Opposition activists tell the daily they believe that Assad himself will eventually flee to that area once his regime collapses, just as Saddam Hussein fled to the city of Tikrit following the US invasion in 2003, and just as Libya’s Gaddafi fled to Sirt.
Fighting in Mali may reach capital
Fighting in Mali occupies much of the Arab news on Tuesday, as Islamist rebels near the capital Bamako.
A-Sharq Al-Awsat, reporting on the deployment of French forces to Mali, highlights comments by French Foreign Minister Lauren Fabius whereby his country’s involvement will be short-lived and only take “weeks.”
“Despite the fact the Paris stands alone in the eye of the storm in Mali, it stresses the fact that it is working with its partners. However, most of them have merely announced their sending of humanitarian, medical and intelligence support, without playing a combat role,” reports the daily.
Meanwhile, Al-Hayat reports that the Tuareg rebels in northern Mali — former allies of the Islamist rebels who are now approaching the capital — have declared their support for the French intervention. The Tuareg captured a section of northern Mali last April.
According to a poll cited by Al-Hayat, 63 percent of Mali’s citizens approve of the French intervention. But those approval ratings may drop if the army hangs around for too long, French politicians warn.
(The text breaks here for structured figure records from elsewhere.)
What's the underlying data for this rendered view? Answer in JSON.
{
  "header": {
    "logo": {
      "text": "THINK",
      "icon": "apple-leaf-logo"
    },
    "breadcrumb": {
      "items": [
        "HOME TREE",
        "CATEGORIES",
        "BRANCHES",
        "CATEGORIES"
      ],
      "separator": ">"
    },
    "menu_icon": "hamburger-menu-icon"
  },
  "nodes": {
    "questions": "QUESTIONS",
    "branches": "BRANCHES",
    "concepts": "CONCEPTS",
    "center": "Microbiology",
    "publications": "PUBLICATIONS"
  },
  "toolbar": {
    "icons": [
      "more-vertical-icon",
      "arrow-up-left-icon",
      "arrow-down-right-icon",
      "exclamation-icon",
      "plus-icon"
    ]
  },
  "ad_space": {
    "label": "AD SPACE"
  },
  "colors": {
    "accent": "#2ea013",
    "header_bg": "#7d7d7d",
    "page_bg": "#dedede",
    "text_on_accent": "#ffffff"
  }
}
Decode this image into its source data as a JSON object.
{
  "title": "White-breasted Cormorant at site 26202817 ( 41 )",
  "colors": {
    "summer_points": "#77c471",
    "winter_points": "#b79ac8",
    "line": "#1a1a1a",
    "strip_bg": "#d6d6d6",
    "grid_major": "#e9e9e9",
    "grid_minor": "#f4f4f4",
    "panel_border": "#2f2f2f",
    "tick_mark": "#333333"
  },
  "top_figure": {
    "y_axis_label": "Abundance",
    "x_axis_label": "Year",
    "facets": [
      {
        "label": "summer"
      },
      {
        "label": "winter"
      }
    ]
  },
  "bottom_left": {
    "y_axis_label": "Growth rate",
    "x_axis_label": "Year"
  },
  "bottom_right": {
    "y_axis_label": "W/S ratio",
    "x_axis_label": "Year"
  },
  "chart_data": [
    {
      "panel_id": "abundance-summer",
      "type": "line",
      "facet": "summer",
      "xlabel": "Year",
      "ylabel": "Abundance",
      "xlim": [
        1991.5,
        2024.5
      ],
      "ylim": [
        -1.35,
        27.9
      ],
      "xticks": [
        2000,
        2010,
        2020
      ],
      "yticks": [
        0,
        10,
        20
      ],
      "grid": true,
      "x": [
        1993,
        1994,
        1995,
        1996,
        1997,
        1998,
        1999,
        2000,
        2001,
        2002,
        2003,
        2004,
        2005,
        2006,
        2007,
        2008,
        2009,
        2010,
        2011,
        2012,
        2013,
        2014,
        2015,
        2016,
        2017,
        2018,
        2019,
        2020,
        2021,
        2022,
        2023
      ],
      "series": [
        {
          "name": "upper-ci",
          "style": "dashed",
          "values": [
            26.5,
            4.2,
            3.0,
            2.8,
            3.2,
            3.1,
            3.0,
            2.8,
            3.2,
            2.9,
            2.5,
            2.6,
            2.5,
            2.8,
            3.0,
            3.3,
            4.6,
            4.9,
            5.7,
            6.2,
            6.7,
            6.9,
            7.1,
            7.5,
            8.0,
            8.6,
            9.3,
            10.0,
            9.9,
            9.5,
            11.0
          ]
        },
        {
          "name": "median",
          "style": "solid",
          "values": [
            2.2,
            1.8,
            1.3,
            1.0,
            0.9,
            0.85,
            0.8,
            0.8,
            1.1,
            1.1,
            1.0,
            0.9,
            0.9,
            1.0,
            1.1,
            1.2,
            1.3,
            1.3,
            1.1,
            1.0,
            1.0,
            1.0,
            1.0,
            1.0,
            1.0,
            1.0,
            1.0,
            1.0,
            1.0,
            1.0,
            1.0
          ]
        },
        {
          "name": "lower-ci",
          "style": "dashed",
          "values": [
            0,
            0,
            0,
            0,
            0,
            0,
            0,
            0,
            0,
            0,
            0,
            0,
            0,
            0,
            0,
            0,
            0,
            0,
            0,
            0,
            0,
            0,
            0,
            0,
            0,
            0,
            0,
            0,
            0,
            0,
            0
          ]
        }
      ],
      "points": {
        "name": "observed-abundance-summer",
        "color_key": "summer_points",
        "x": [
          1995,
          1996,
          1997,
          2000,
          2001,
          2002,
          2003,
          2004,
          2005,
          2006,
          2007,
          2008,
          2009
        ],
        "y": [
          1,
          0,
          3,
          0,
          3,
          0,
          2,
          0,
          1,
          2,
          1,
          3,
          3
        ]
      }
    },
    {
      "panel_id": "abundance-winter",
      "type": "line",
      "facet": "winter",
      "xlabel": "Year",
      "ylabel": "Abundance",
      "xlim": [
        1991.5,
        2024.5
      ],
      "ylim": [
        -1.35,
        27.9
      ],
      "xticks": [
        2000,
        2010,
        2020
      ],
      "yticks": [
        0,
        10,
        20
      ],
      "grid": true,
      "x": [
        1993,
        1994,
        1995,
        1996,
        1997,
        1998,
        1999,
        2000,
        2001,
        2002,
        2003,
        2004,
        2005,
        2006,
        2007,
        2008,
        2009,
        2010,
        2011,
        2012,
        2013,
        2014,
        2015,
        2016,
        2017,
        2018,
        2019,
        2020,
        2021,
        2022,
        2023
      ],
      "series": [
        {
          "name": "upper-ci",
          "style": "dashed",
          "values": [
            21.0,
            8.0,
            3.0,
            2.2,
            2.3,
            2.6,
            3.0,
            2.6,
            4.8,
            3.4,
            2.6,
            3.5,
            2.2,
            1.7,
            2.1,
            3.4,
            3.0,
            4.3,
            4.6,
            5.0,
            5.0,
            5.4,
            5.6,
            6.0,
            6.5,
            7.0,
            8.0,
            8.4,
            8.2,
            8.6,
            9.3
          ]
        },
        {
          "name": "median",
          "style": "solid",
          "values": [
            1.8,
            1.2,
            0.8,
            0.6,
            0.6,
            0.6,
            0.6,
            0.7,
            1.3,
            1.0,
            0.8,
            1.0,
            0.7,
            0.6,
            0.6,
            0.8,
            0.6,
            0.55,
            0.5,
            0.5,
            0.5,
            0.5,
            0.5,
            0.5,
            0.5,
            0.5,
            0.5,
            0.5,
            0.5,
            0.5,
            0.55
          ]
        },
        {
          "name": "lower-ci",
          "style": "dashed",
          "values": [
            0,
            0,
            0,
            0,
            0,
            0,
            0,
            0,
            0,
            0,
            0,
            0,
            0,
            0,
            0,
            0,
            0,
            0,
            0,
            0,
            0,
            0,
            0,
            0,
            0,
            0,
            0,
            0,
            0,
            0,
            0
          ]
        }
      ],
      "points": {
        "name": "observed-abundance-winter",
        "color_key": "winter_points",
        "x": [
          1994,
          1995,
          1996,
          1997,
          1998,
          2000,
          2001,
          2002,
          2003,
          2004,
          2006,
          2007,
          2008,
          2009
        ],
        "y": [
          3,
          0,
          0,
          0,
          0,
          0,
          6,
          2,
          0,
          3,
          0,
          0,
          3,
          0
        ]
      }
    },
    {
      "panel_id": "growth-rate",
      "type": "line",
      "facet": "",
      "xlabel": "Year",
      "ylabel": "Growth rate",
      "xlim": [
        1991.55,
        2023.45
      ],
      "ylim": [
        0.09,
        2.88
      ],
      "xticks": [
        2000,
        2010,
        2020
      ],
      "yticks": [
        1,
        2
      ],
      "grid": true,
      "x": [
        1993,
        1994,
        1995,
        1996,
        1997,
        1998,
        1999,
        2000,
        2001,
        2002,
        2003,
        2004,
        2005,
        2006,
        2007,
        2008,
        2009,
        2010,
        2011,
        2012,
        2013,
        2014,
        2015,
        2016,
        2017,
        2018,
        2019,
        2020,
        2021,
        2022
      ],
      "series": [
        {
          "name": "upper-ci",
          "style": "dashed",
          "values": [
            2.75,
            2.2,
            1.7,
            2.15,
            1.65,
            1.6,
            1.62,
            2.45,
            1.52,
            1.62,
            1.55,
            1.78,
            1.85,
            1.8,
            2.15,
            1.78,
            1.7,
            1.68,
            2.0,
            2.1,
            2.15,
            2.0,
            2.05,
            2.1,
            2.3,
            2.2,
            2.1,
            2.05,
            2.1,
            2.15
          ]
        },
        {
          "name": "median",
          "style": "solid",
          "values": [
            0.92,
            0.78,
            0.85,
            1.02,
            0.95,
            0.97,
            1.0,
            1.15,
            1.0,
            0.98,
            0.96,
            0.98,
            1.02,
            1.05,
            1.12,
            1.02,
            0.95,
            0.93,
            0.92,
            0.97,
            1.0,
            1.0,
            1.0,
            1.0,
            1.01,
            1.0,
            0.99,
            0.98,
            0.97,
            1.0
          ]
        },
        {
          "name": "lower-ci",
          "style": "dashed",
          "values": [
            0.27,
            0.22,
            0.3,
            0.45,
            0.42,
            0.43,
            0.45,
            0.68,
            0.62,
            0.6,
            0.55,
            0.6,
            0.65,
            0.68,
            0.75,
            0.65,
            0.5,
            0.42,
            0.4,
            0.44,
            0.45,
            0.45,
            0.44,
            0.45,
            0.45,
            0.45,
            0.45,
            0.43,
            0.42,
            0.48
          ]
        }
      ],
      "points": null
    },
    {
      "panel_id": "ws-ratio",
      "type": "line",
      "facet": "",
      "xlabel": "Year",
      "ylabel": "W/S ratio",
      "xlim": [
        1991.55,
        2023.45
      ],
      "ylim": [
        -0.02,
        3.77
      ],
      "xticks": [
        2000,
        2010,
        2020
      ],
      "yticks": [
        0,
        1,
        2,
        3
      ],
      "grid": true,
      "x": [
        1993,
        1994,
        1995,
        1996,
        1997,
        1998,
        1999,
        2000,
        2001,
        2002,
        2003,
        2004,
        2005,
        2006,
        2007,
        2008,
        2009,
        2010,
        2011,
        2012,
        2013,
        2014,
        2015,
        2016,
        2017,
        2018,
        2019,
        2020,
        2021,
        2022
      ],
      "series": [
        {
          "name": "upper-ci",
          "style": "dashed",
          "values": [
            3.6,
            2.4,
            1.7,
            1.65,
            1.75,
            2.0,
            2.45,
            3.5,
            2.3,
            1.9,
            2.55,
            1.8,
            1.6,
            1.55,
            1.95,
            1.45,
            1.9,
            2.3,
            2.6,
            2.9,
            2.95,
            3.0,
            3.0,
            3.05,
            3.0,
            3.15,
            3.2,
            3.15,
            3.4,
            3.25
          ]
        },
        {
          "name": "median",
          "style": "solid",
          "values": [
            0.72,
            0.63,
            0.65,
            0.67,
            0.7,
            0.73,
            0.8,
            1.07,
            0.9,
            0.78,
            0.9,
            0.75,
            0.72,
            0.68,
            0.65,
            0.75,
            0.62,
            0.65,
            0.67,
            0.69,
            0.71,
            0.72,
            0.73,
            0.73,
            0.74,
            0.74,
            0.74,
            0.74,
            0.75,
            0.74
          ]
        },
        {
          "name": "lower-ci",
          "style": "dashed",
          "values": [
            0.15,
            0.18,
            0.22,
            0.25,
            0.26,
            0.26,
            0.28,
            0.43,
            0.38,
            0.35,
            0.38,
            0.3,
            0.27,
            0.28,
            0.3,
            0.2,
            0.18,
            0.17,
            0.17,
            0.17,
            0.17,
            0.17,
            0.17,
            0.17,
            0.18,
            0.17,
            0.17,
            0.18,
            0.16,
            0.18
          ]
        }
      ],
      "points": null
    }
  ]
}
Al-Arabiya, a news channel broadcasting from Dubai, reports that Algeria has closed its 1,300-kilometer-long (807 miles) border with Mali.
A minister from Mali recently visited Algeria, a move observers believe carried a request by Mali to shut the borders so that the Islamist fighters will not be able to retreat north into Algeria, and will be forced to surrender, Al-Arabiya reports.